O homem, que era idoso mas não era
cego, embora procurando ser discreto, deitou sobre uma e outra aquele olhar de
vontade reprimida, que todas as mulheres conhecem bem. Buscou, no entanto, manter
a dignidade, por ser a única coisa que lhe convinha. Não disse nenhuma palavra,
ainda que, aqui e ali, arriscasse um novo e disfarçado olhar na direção das
duas, que conversavam de maneira ruidosa, riam e se movimentavam de um jeito
algo provocativo, embora parecessem nem haver tomado conhecimento da presença
do passageiro, à espera do seu ônibus.
O fato é que elas haviam percebido,
sim, tanto a presença dele, quanto o seu olhar de encantamento à distância. E estavam
achando divertido instigar o pobre homem. Até que uma delas, piscando o olho
para a outra, resolveu ferir mais fundo aquele desejo refreado, perguntando ao velhinho:
— E aí, tio? O que você faria se
tivesse à sua disposição duas mulheres, assim como nós?
Surpreendido pela pergunta direta,
ele compreendeu a indagação provocativa e zombeteira. Pensou um pouco e
respondeu:
— Com duas de vocês? Acho que eu não
faria nada...
As garotas se abriram numa
estrondosa gargalhada, certas de que divertir-se com as impossibilidades
daquele idoso era algo por demais engraçado, sobretudo, quando ele próprio estava
admitindo a situação.
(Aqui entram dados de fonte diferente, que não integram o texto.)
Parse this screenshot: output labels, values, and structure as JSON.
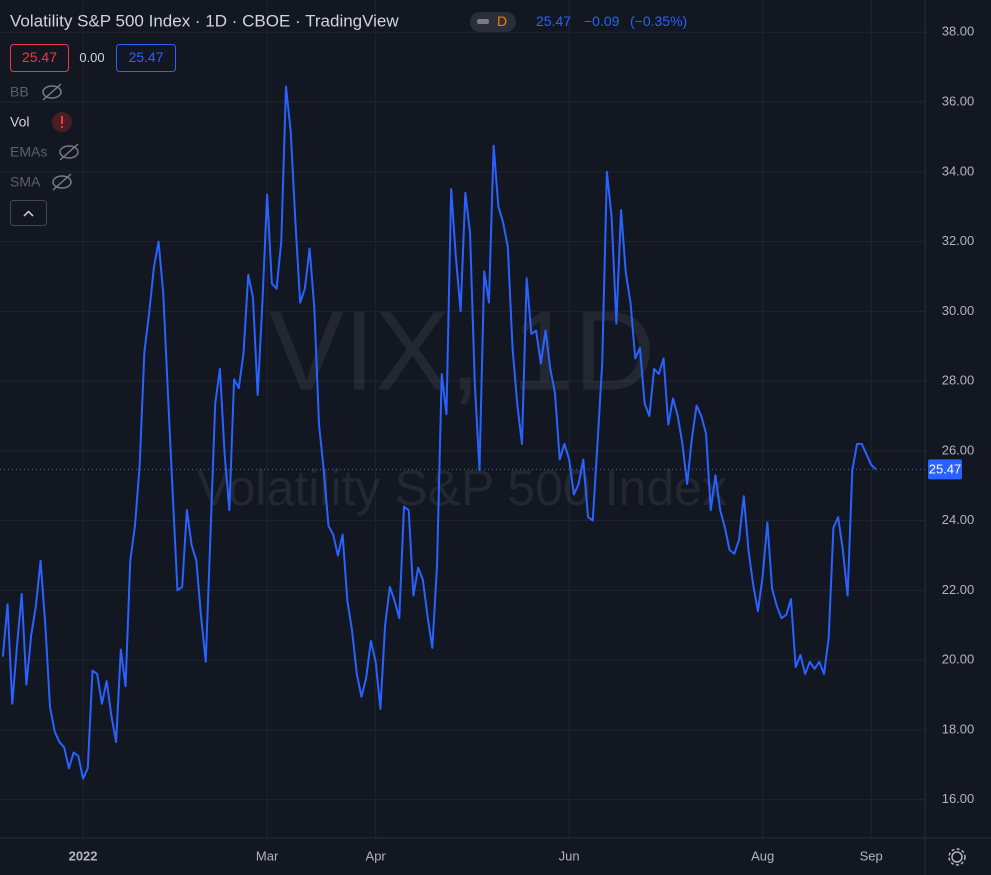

Mas foi neste momento que homem concluiu o que estivera
pensando:
— Agora... Se eu tivesse umas cinco
ou seis como vocês duas, aí já daria até para montar um bordel!
Diante da inesperada resposta, o que
a princípio parecera tão engraçado, passou a não ter graça nenhuma para as duas
periguetes. E esta é outra coisa que, aliás, só se aprende com o tempo e a
experiência: é melhor não mexer com quem está quieto.